Выбрать главу

Судя по всему, Толстой выдумал этот эпизод. Более того, сцена с бисквитами стала одной из особых претензий к роману. Сразу после публикации П. А. Вяземский написал мемуар “Воспоминания о 1812 годе”, в котором и говорил о недостоверности сцены. Толстой отправил в “Русский архив”, напечатавший Вяземского, свой ответ, где утверждал: “Князь Вяземский в № “Русского архива” обвиняет меня в клевете на характер и<мператора> А<лександра> и в несправедливости моего показания. Анекдот о бросании бисквитов народу почерпнут мною из книги Глинки...” Редактор “Русского архива” П. И. Бартенев этого эпизода в “Записках о 1812 годе Сергея Глинки, первого ратника Московского ополчения” не обнаружил. Оттого ответ Толстого не попал на страницы журнала, но Толстой настаивал на том, что всё написанное — след подлинных событий.
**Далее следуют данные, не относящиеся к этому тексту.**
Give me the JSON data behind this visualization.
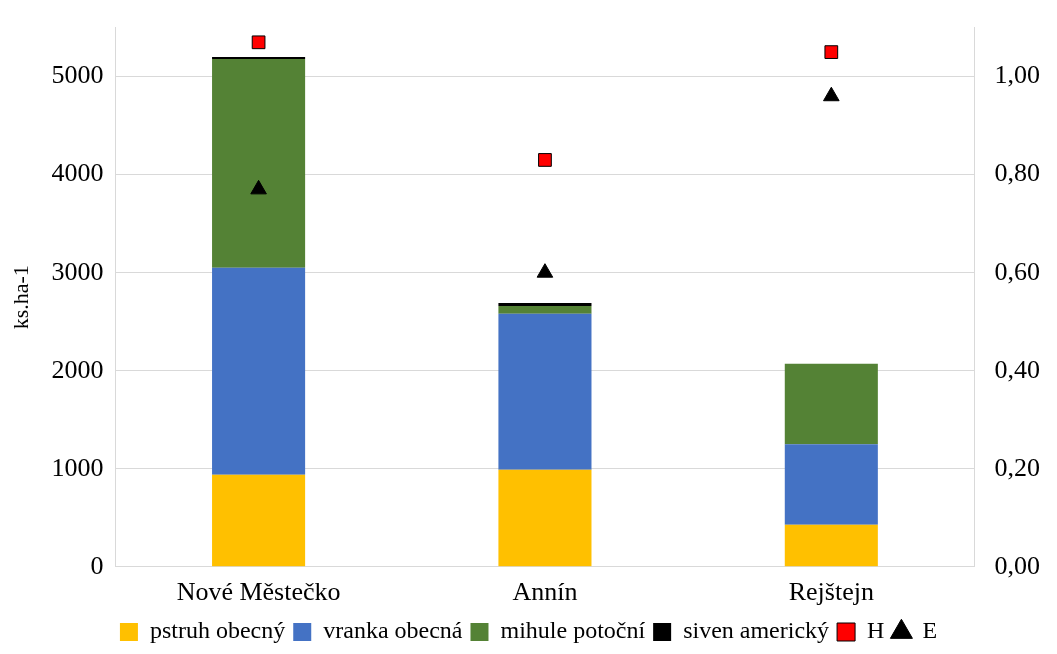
{
  "chart_data": {
    "type": "bar",
    "stacked": true,
    "ylabel": "ks.ha-1",
    "categories": [
      "Nové Městečko",
      "Annín",
      "Rejštejn"
    ],
    "series": [
      {
        "name": "pstruh obecný",
        "color": "#ffc000",
        "values": [
          940,
          990,
          430
        ]
      },
      {
        "name": "vranka obecná",
        "color": "#4472c4",
        "values": [
          2110,
          1590,
          820
        ]
      },
      {
        "name": "mihule potoční",
        "color": "#548235",
        "values": [
          2130,
          80,
          820
        ]
      },
      {
        "name": "siven americký",
        "color": "#000000",
        "values": [
          20,
          30,
          0
        ]
      },
      {
        "name": "H",
        "type": "scatter",
        "axis": "y2",
        "marker": "square",
        "color": "#ff0000",
        "x": [
          "Nové Městečko",
          "Annín",
          "Rejštejn"
        ],
        "values": [
          1.07,
          0.83,
          1.05
        ]
      },
      {
        "name": "E",
        "type": "scatter",
        "axis": "y2",
        "marker": "triangle",
        "color": "#000000",
        "x": [
          "Nové Městečko",
          "Annín",
          "Rejštejn"
        ],
        "values": [
          0.77,
          0.6,
          0.96
        ]
      }
    ],
    "ylim": [
      0,
      5500
    ],
    "yticks": [
      0,
      1000,
      2000,
      3000,
      4000,
      5000
    ],
    "y2lim": [
      0,
      1.1
    ],
    "y2ticks": [
      {
        "value": 0,
        "label": "0,00"
      },
      {
        "value": 0.2,
        "label": "0,20"
      },
      {
        "value": 0.4,
        "label": "0,40"
      },
      {
        "value": 0.6,
        "label": "0,60"
      },
      {
        "value": 0.8,
        "label": "0,80"
      },
      {
        "value": 1,
        "label": "1,00"
      }
    ],
    "grid": "y",
    "legend": "bottom"
  }
}
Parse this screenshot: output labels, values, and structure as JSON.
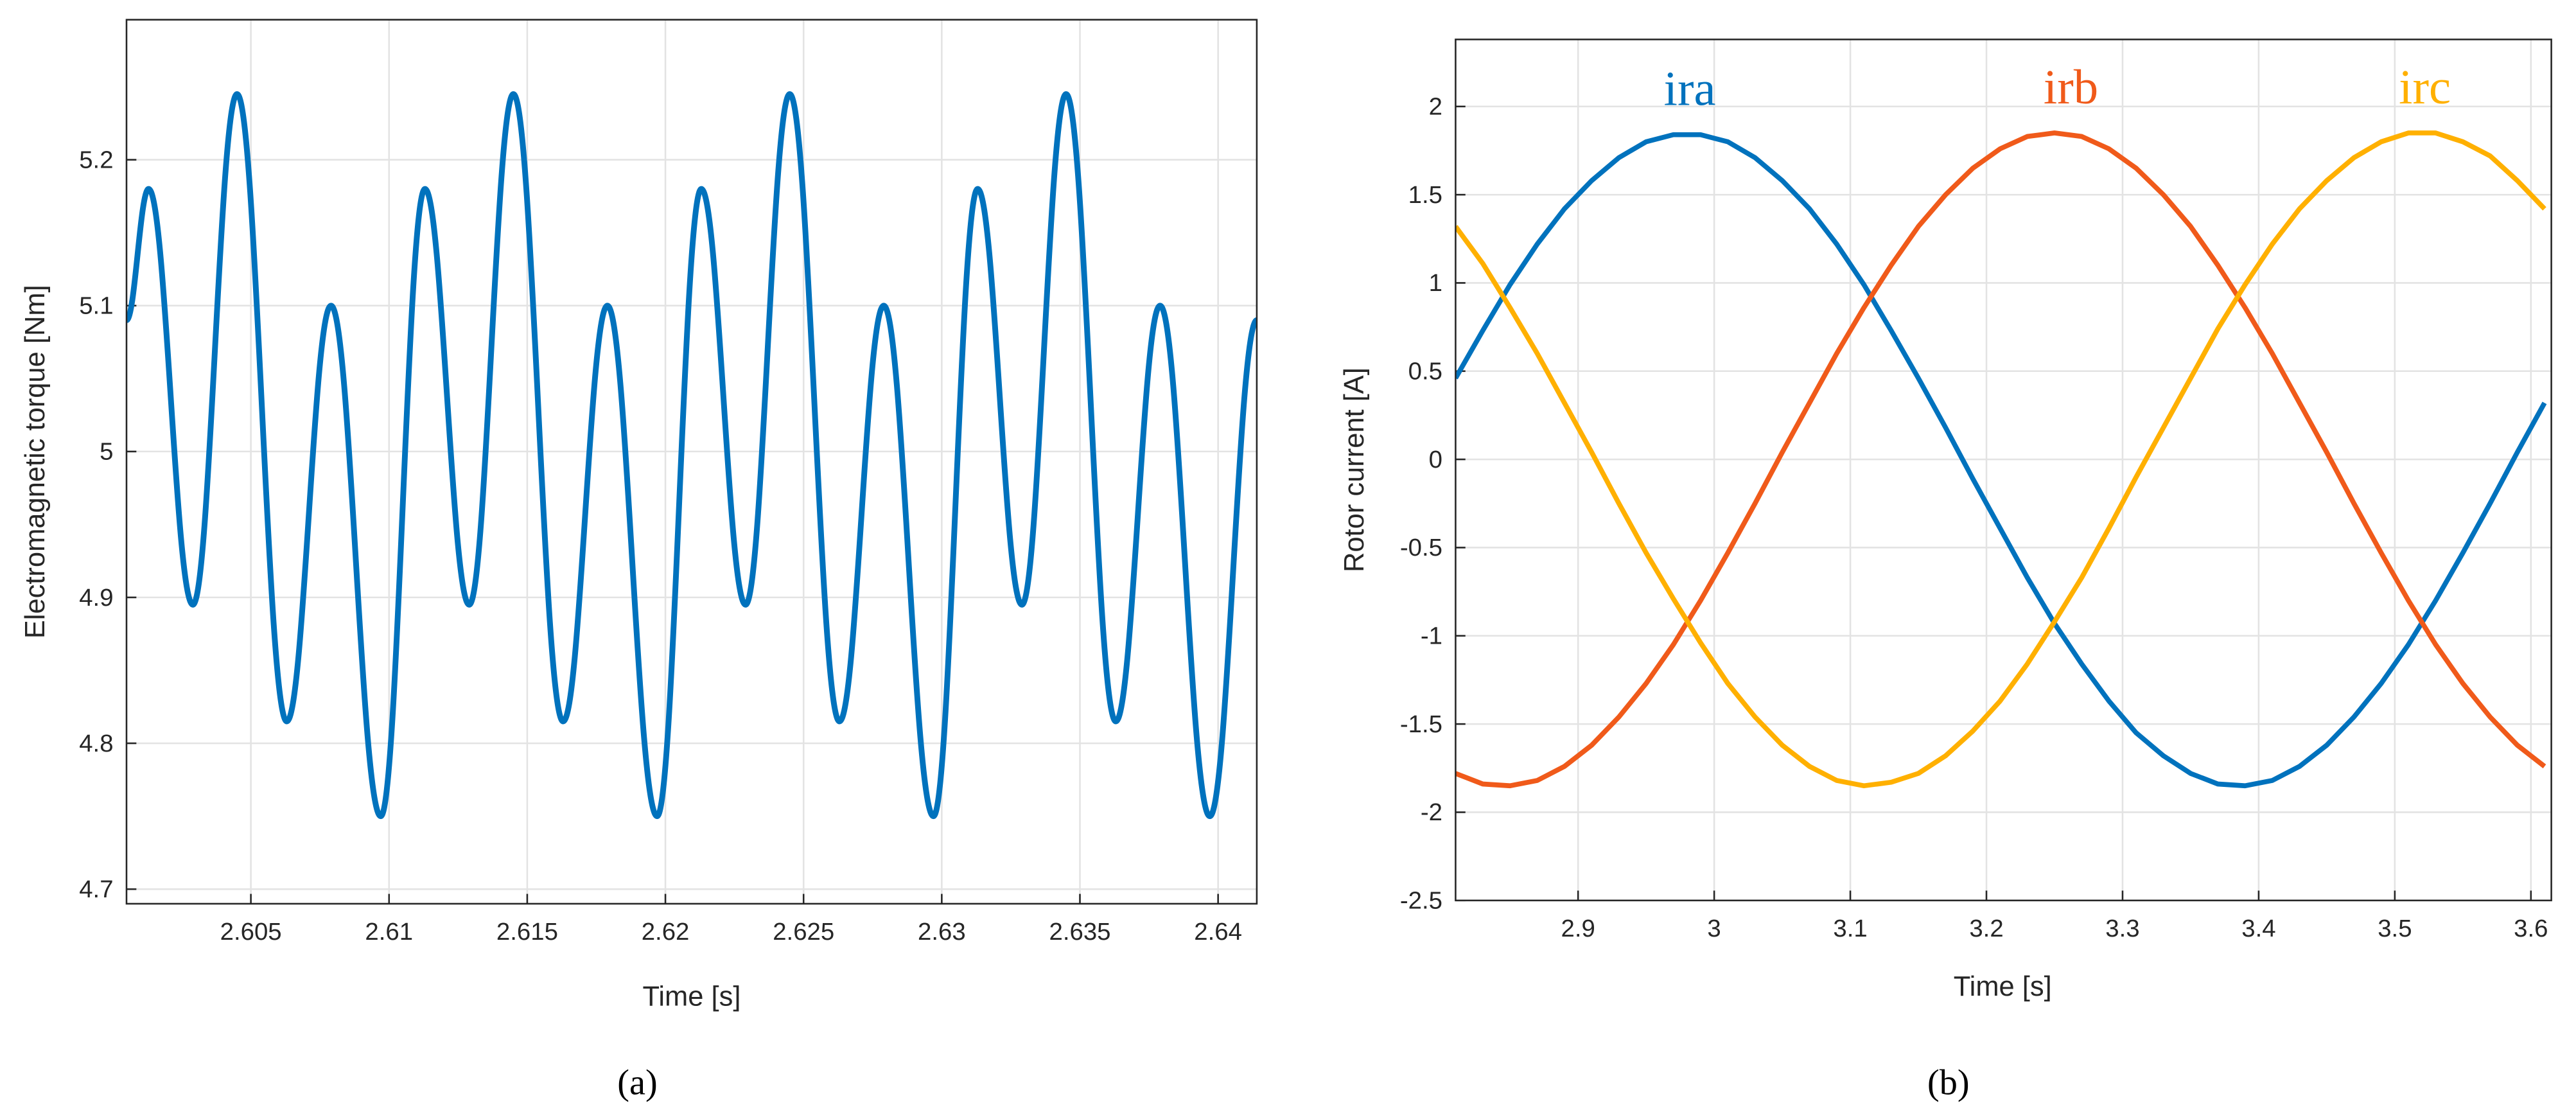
{
  "chart_data": [
    {
      "type": "line",
      "panel_label": "(a)",
      "x_label": "Time [s]",
      "y_label": "Electromagnetic torque [Nm]",
      "color": "#0072bd",
      "grid": true,
      "x": [
        2.6005,
        2.6013,
        2.6029,
        2.6045,
        2.6063,
        2.6079,
        2.6097,
        2.6113,
        2.6129,
        2.6145,
        2.6163,
        2.6179,
        2.6197,
        2.6213,
        2.6229,
        2.6245,
        2.6263,
        2.6279,
        2.6297,
        2.6313,
        2.6329,
        2.6345,
        2.6363,
        2.6379,
        2.6397,
        2.6414
      ],
      "values": [
        5.09,
        5.18,
        4.895,
        5.245,
        4.815,
        5.1,
        4.75,
        5.18,
        4.895,
        5.245,
        4.815,
        5.1,
        4.75,
        5.18,
        4.895,
        5.245,
        4.815,
        5.1,
        4.75,
        5.18,
        4.895,
        5.245,
        4.815,
        5.1,
        4.75,
        5.09
      ],
      "xlim": [
        2.6005,
        2.6414
      ],
      "xticks": [
        2.605,
        2.61,
        2.615,
        2.62,
        2.625,
        2.63,
        2.635,
        2.64
      ],
      "ylim": [
        4.69,
        5.296
      ],
      "yticks": [
        4.7,
        4.8,
        4.9,
        5,
        5.1,
        5.2
      ]
    },
    {
      "type": "line",
      "panel_label": "(b)",
      "x_label": "Time [s]",
      "y_label": "Rotor current [A]",
      "grid": true,
      "x": [
        2.81,
        2.83,
        2.85,
        2.87,
        2.89,
        2.91,
        2.93,
        2.95,
        2.97,
        2.99,
        3.01,
        3.03,
        3.05,
        3.07,
        3.09,
        3.11,
        3.13,
        3.15,
        3.17,
        3.19,
        3.21,
        3.23,
        3.25,
        3.27,
        3.29,
        3.31,
        3.33,
        3.35,
        3.37,
        3.39,
        3.41,
        3.43,
        3.45,
        3.47,
        3.49,
        3.51,
        3.53,
        3.55,
        3.57,
        3.59,
        3.61
      ],
      "series": [
        {
          "name": "ira",
          "color": "#0072bd",
          "values": [
            0.46,
            0.73,
            0.99,
            1.22,
            1.42,
            1.58,
            1.71,
            1.8,
            1.84,
            1.84,
            1.8,
            1.71,
            1.58,
            1.42,
            1.22,
            0.99,
            0.73,
            0.46,
            0.18,
            -0.11,
            -0.39,
            -0.67,
            -0.93,
            -1.16,
            -1.37,
            -1.55,
            -1.68,
            -1.78,
            -1.84,
            -1.85,
            -1.82,
            -1.74,
            -1.62,
            -1.46,
            -1.27,
            -1.05,
            -0.8,
            -0.53,
            -0.25,
            0.04,
            0.32
          ]
        },
        {
          "name": "irb",
          "color": "#f05a1a",
          "values": [
            -1.78,
            -1.84,
            -1.85,
            -1.82,
            -1.74,
            -1.62,
            -1.46,
            -1.27,
            -1.05,
            -0.8,
            -0.53,
            -0.25,
            0.04,
            0.32,
            0.6,
            0.86,
            1.1,
            1.32,
            1.5,
            1.65,
            1.76,
            1.83,
            1.85,
            1.83,
            1.76,
            1.65,
            1.5,
            1.32,
            1.1,
            0.86,
            0.6,
            0.32,
            0.04,
            -0.25,
            -0.53,
            -0.8,
            -1.05,
            -1.27,
            -1.46,
            -1.62,
            -1.74
          ]
        },
        {
          "name": "irc",
          "color": "#ffb000",
          "values": [
            1.32,
            1.11,
            0.86,
            0.6,
            0.32,
            0.04,
            -0.25,
            -0.53,
            -0.79,
            -1.04,
            -1.27,
            -1.46,
            -1.62,
            -1.74,
            -1.82,
            -1.85,
            -1.83,
            -1.78,
            -1.68,
            -1.54,
            -1.37,
            -1.16,
            -0.92,
            -0.67,
            -0.39,
            -0.1,
            0.18,
            0.46,
            0.74,
            0.99,
            1.22,
            1.42,
            1.58,
            1.71,
            1.8,
            1.85,
            1.85,
            1.8,
            1.72,
            1.58,
            1.42
          ]
        }
      ],
      "xlim": [
        2.81,
        3.615
      ],
      "xticks": [
        2.9,
        3,
        3.1,
        3.2,
        3.3,
        3.4,
        3.5,
        3.6
      ],
      "ylim": [
        -2.5,
        2.38
      ],
      "yticks": [
        -2.5,
        -2,
        -1.5,
        -1,
        -0.5,
        0,
        0.5,
        1,
        1.5,
        2
      ]
    }
  ]
}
Комментаторы толстовского текста ссылаются на Эйхенбаума, который обнаружил нечто похожее в книге А. Рязанцева “Воспоминания очевидца о пребывании французов в Москве в 1812 г.”, вышедшей в 1862 году:

“...император, заметив собравшийся народ, с дворцового парапета смотревший в растворенные окна на царскую трапезу, приказал камер-лакеям принести несколько корзин фруктов и своими руками с благосклонностью начал их раздавать народу”. Эйхенбаум считал, что Толстой “описывал эту сцену на память и заменил фрукты бисквитом”. Вероятнее другое — идеи Толстого требовали этой сцены (а она то и дело повторяется в разных странах и в разные времена), она ему была нужна, была естественна — и вот появилась.

Сама по себе эта история очень показательна и постоянно повторяется — противоборство “возвышенных патриотов”, “очевидцев” — и “писателей-очернителей”, “критиков истории” вечно.

Жизнеописание становится энциклопедией жизни не только благодаря, но и вопреки своим деталям.

Рассуждение о литературе всегда вызывается путешествием.

Ведь дело в том, что некоторый испуг от незнакомой местности, от новых людей возбуждает, а самый лёгкий способ побороть страх — это начать о нём рассказывать.

 

 

МАШИНКА ВРЕМЕНИ

 

10 ноября. Белёв

 

Но толку-то — мы тоже давно были в дороге.

Махала нам вслед с золотого поля звезда из шести крапивных ветвей — “по имени сего города”. А встречал путешествующего из Крапивны горящий гербовой сноп колосьев.

Герб Белёва был создан Франциском Санти в начале XVIII века. В бумагах, ему присланных, единственное, что интересного говорилось об этом городе, так это о страшном большом пожаре. Этот пожар истребил “посацких людей многие дворы”, да и “замок рубленый весь сгорел”.

На самом деле Белёв был знатным городом. Был он ровесником Москвы, так как упоминался в летописях с 1147 года. Сначала Белёв был под Литвой, а в 1494-м присоединён к Москве и входил в засечную полосу. После долгих блужданий между скользкими боками губерний он оказался уездным в Тульской — причём вторым в губернии после самой Тулы. Директор Музея первым делом стал тыкать пальцем в то место, где стоял татарский ледяной замок, снежная крепость, комендант которой изрядно навалял нашим предкам.

Я слушал его внимательно, но потом отвлёкся и стал разглядывать жестяные ржавые плакаты на улице. На них были перечислены достижения горожан. “Столица яблочной пастилы” — такие сведения почему-то особенно поражают. Или, скажем, то, что здесь “развито плетение кружев на коклюшках”.

Но первой строкой в списке нужных человечеству вещей, что производятся в Белёве, значились огнетушители порошковые. Очевидно, что это было волшебное предвидение Санти, сила городского герба. Уж потом, после огнетушителей, шли цилиндры тормозные, что плодоовощные консервы, да соки того же извода и, наконец, снова — коклюшки с пастилой.

Плыл поблизости старинным кораблём, обветшавшим летучим голландцем, мужской монастырь Св. Макария Жабынского — белёвского чудотворца.

Краевед тут же сказал, что город назван по реке Белёве, что впадает в Оку, и говорили, что это от мутного течения белей — воды вместе со светло-серыми супесями подзолистых почв.

И то верно, плыло всё. Красный кирпич монастырей, изъеденных временем, с выкусанным и утерянным мясом стен плыл над этой мутной водой. Неспешно плыла в реку грязь недавних дождей. Внутри монастыри были наполнены человечьим жильём да грядками. Курились трубы, спали блохастые собаки, а все люди ушли-уплыли производить порошковые огнетушители, плодоовощные соки или отправились вязать на коклюшках. Без них плыли сквозь скелеты куполов белёсые облака.